Newcomer launched her solo recording career over a decade and a half ago with Visions And Dreams. In the ensuing years her vision has become pinpoint sharp and she has actively drawn attention to the work of evangelist/political activist Jim Wallis, writers Philip Gulley and Barbara Kingsolver, and musicians Holly Near and Bernice Johnson Reagon. In addition to the latter and others I have already mentioned, in most instances she has also collaborated with them in public performance or as a co-writer. For me, "Leaves Don't Drop (They Just Let Go)," co-written with her Seattle-based friend Mike Mains, is the latest chapter in an ongoing song cycle that has given us "My Father's Only Son," "Three Women," "Amelia Almost Thirteen," "The Rooms My Mother Made," and more, and yet this new creation also works in a universal context. If only for their own satisfaction and to keep their fans on their toes, artists consistently reference or reassess erstwhile subjects, albeit viewed from a fresh aspect and "Leaves Don't Drop (They Just Let Go)" displays the thought processes of a mature woman who has lost parents and whose own offspring has now reached adulthood.
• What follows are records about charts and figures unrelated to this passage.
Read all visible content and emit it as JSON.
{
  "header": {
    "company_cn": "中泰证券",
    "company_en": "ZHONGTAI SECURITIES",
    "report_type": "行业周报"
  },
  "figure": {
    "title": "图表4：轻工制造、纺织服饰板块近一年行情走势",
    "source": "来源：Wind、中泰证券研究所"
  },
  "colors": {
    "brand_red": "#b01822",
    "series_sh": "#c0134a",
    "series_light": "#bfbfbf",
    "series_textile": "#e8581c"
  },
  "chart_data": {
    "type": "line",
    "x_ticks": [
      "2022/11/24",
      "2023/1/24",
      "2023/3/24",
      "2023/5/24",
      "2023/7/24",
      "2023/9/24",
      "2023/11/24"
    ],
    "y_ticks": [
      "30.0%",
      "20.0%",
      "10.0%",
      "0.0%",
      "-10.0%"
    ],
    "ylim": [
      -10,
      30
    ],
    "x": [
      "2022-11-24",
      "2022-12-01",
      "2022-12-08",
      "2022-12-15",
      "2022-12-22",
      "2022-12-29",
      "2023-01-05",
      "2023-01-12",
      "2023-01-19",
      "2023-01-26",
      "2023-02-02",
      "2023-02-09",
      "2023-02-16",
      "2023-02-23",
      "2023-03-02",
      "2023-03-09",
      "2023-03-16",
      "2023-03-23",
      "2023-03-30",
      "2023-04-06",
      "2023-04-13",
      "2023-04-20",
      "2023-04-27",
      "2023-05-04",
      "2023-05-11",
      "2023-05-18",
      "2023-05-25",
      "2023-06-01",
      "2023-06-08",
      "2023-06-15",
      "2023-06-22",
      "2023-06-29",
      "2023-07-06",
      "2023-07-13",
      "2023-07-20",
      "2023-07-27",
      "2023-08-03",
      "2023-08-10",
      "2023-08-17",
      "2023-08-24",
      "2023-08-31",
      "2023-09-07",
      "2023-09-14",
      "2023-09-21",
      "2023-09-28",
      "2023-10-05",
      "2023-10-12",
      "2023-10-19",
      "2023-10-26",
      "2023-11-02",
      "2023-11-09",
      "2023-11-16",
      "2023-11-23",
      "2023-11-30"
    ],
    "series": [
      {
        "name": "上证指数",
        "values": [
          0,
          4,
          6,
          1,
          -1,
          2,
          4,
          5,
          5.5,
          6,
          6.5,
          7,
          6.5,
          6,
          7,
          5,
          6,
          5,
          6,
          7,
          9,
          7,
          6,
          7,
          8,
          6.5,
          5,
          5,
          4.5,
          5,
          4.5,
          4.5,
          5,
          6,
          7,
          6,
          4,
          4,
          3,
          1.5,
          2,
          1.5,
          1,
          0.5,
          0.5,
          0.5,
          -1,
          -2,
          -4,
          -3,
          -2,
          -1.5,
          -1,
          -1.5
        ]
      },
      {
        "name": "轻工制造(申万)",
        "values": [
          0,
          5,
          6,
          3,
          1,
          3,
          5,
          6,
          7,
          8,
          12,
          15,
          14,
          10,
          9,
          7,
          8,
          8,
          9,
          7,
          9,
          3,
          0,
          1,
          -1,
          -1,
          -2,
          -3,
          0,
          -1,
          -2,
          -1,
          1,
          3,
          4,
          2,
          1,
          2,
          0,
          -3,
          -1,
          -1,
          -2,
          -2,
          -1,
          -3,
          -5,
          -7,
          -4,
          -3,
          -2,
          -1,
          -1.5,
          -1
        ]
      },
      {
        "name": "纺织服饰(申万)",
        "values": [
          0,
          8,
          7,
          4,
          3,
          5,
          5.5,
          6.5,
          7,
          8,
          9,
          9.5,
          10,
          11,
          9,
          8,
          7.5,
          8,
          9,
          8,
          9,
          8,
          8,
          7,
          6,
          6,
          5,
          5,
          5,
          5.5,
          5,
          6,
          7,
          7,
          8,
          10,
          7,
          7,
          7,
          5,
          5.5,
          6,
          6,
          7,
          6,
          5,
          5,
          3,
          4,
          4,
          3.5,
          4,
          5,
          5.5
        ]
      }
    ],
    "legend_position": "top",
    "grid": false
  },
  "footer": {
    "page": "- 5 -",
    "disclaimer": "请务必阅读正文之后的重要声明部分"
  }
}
"You'd Think By Now" finds the narrator shaking his/her head after learning, for the umpteenth time, one of life's lessons. While "Where You Been" obliquely approaches the subject of faith, "Lazarus" - "the one that he raised" - reflects on this biblical character's life post the miracle. A book by James Hollis that, paraphrasing Newcomer's words, "characterized our journey into adulthood and beyond not as a 'crisis' but rather as a 'passage'" was the inspiration for "Throw Me A Line." By way of confirming that she's a million miles from a finger-wagging, scowling, "Now listen to me," purse-lipped schoolmarm, Newcomer closes this superb collection with the lighthearted, amusing, and slyly worded (Bonus Track) "Don't Push Send," a cautionary tale that reflects upon the speedy delivery of electronic mail and the art of "pausing for a moment and checking the text and the named recipient(s) before hitting send." The moral, act (even re-act) in haste and repent at your leisure, appears to apply.
Many songwriters peak three or four albums into their solo career, but Carrie Newcomer broke that mould a while back and has consistently topped her previous efforts. The Geography Of Light screams that yearend it's a shoe-in for FolkWax Album of the Year, as Newcomer is for the Artist title. I'd say both are cast-iron certainties...and if there is a whit of justice in this world, a February visit to Los Angeles next year would be the real and fair reward.
Arthur Wood is a founding editor of FolkWax
Congratulations to Carrie Newcomer on a very successful year and on winning the 2008 FolkWax Artist of the Year and 2008 FolkWax Album of the Year. And thanks to the thousands of readers of FolkWax for turning out in record numbers to vote for your favorite. You have spoken!